Я хихикала и что есть силы держалась за кресло, но он беспощадно вывалил меня на ковер и сказал:
— Катись, утром мне вставать в пять часов. Еду в командировку.
— Серьезно? — И я стала устраиваться на полу, словно собиралась спать тут.
— Правда, Оля, не надоедай. Утром лечу в Прагу.
В Прагу? Я так и застыла на ковре, пошевелиться не могу.
— Когда вернешься? — выговорила я наконец.
— Не знаю точно. У меня много дел.
Тут я вскочила и подошла к нему.
— Нет, — говорю страшным голосом, — ты точно скажи, когда приедешь!
— Да что с тобой? — удивился он. — Обратного билета у меня нет, как могу я знать? Но к пятнице вернусь обязательно. У меня важное заседание. Серьезно, Олик, ты ничего от папки не скрываешь?
Кое-что я, в общем, скрываю. Но теперь самое важное — выяснить все насчет Праги и его возвращения.
— Слушай, папик, — стала я к нему ластиться, — привези мне что-нибудь, ладно?
— Не знаю, будет ли у меня время… А что привезти?
Я подробно описала ему, какую я хочу шапку — голубую, мохеровую. И даже сказала правду, чего до сих пор не бывало: не так уж нужна мне эта шапка, просто хочется покрасоваться.
Папка засмеялся как бог — заметил нечто новое в наших отношениях.
— Идет, — и он подмигнул мне. — Прекрасно пойдет к твоим волосам. В пятницу получишь. А теперь скройся с глаз!
Я отбежала в угол, стала в позу и пошла оттуда к двери нарочно твистом.
— Ну вот! Твист, твист, — проворчал папка, — а я-то все думаю, чего это мне не хватает. Твист, твист…
Он замахнулся — шлепнуть меня на дорожку, но я прошмыгнула в дверь — и была такова!
Он вернется из Праги! Наверняка! Как он может не вернуться? Должен же он привезти мне шапку!
— Когда вас принимают в союз молодежи? — приоткрыл папка дверь. — Я хотел бы при этом быть…
— А не будешь, — злорадно парировала я. — Это произойдет в четверг.
Принимали нас в союз молодежи великолепно. Клятву мы приносили в парадной гостиной Дома пионеров. Мы все радовались, что наконец-то начинается наша молодежная жизнь. Конечно, мы уже не дети и уже не так дурили, как в третьем классе, когда давали Торжественное обещание пионеров. Тогда я два дня ничего не могла есть и испортила все торжественное собрание, хлопнувшись на пол посреди мертвой тишины.

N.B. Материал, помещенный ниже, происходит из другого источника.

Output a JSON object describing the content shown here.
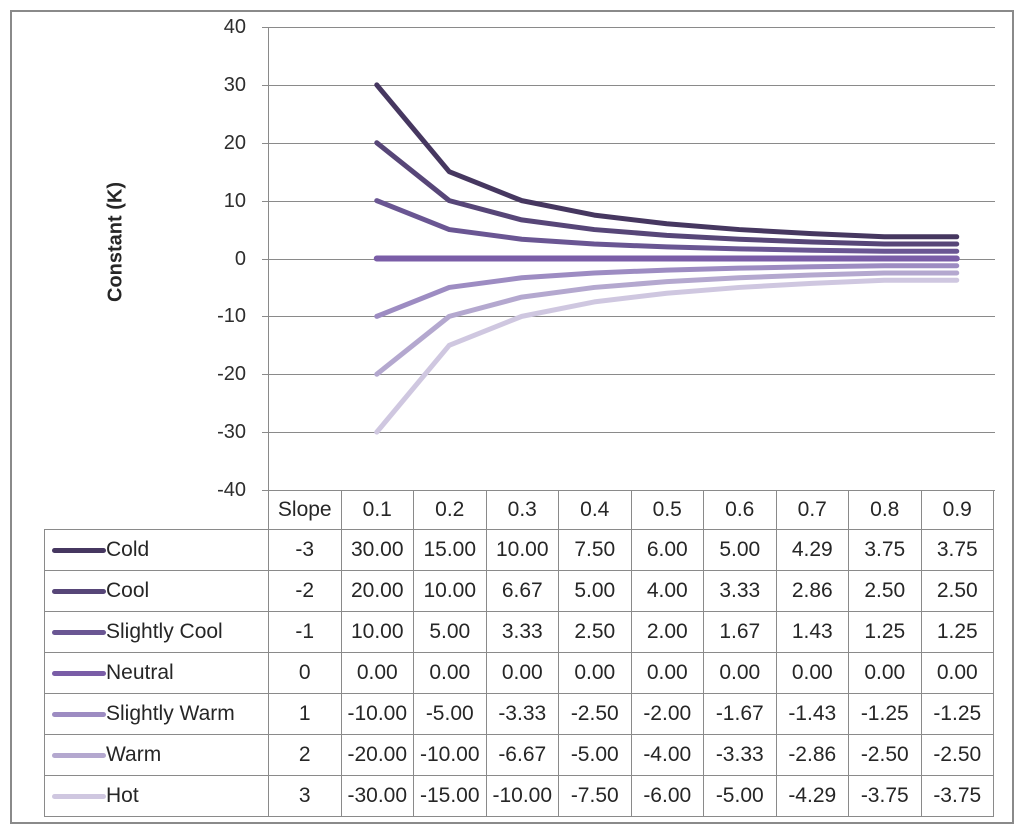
{
  "chart_data": {
    "type": "line",
    "title": "",
    "xlabel": "",
    "ylabel": "Constant (K)",
    "ylim": [
      -40,
      40
    ],
    "y_ticks": [
      40,
      30,
      20,
      10,
      0,
      -10,
      -20,
      -30,
      -40
    ],
    "y_tick_labels": [
      "40",
      "30",
      "20",
      "10",
      "0",
      "-10",
      "-20",
      "-30",
      "-40"
    ],
    "x": [
      0.1,
      0.2,
      0.3,
      0.4,
      0.5,
      0.6,
      0.7,
      0.8,
      0.9
    ],
    "x_labels": [
      "0.1",
      "0.2",
      "0.3",
      "0.4",
      "0.5",
      "0.6",
      "0.7",
      "0.8",
      "0.9"
    ],
    "grid": true,
    "grid_color": "#8a8a8a",
    "legend_position": "table-left-column",
    "slope_header": "Slope",
    "series": [
      {
        "name": "Cold",
        "slope": "-3",
        "color": "#463760",
        "values": [
          30,
          15,
          10,
          7.5,
          6,
          5,
          4.29,
          3.75,
          3.75
        ],
        "formatted": [
          "30.00",
          "15.00",
          "10.00",
          "7.50",
          "6.00",
          "5.00",
          "4.29",
          "3.75",
          "3.75"
        ]
      },
      {
        "name": "Cool",
        "slope": "-2",
        "color": "#574678",
        "values": [
          20,
          10,
          6.67,
          5,
          4,
          3.33,
          2.86,
          2.5,
          2.5
        ],
        "formatted": [
          "20.00",
          "10.00",
          "6.67",
          "5.00",
          "4.00",
          "3.33",
          "2.86",
          "2.50",
          "2.50"
        ]
      },
      {
        "name": "Slightly Cool",
        "slope": "-1",
        "color": "#6a5693",
        "values": [
          10,
          5,
          3.33,
          2.5,
          2,
          1.67,
          1.43,
          1.25,
          1.25
        ],
        "formatted": [
          "10.00",
          "5.00",
          "3.33",
          "2.50",
          "2.00",
          "1.67",
          "1.43",
          "1.25",
          "1.25"
        ]
      },
      {
        "name": "Neutral",
        "slope": "0",
        "color": "#7a5da7",
        "values": [
          0,
          0,
          0,
          0,
          0,
          0,
          0,
          0,
          0
        ],
        "formatted": [
          "0.00",
          "0.00",
          "0.00",
          "0.00",
          "0.00",
          "0.00",
          "0.00",
          "0.00",
          "0.00"
        ]
      },
      {
        "name": "Slightly Warm",
        "slope": "1",
        "color": "#9d8cc2",
        "values": [
          -10,
          -5,
          -3.33,
          -2.5,
          -2,
          -1.67,
          -1.43,
          -1.25,
          -1.25
        ],
        "formatted": [
          "-10.00",
          "-5.00",
          "-3.33",
          "-2.50",
          "-2.00",
          "-1.67",
          "-1.43",
          "-1.25",
          "-1.25"
        ]
      },
      {
        "name": "Warm",
        "slope": "2",
        "color": "#b4a8cf",
        "values": [
          -20,
          -10,
          -6.67,
          -5,
          -4,
          -3.33,
          -2.86,
          -2.5,
          -2.5
        ],
        "formatted": [
          "-20.00",
          "-10.00",
          "-6.67",
          "-5.00",
          "-4.00",
          "-3.33",
          "-2.86",
          "-2.50",
          "-2.50"
        ]
      },
      {
        "name": "Hot",
        "slope": "3",
        "color": "#cfc7e0",
        "values": [
          -30,
          -15,
          -10,
          -7.5,
          -6,
          -5,
          -4.29,
          -3.75,
          -3.75
        ],
        "formatted": [
          "-30.00",
          "-15.00",
          "-10.00",
          "-7.50",
          "-6.00",
          "-5.00",
          "-4.29",
          "-3.75",
          "-3.75"
        ]
      }
    ]
  }
}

От голода, конечно.
Теперь у меня нервы лучше. Я нормально поела и нормально стояла на линейке. То есть не совсем нормально, потому что, когда мы начали строиться, вдруг вижу — одни из нас большие, другие маленькие, одни тощие, другие толстые, и половина из нас — девчонки, а половина — ребята, а рубашки у всех одного и того же размера, сороковой номер, потому что других в магазинах не было!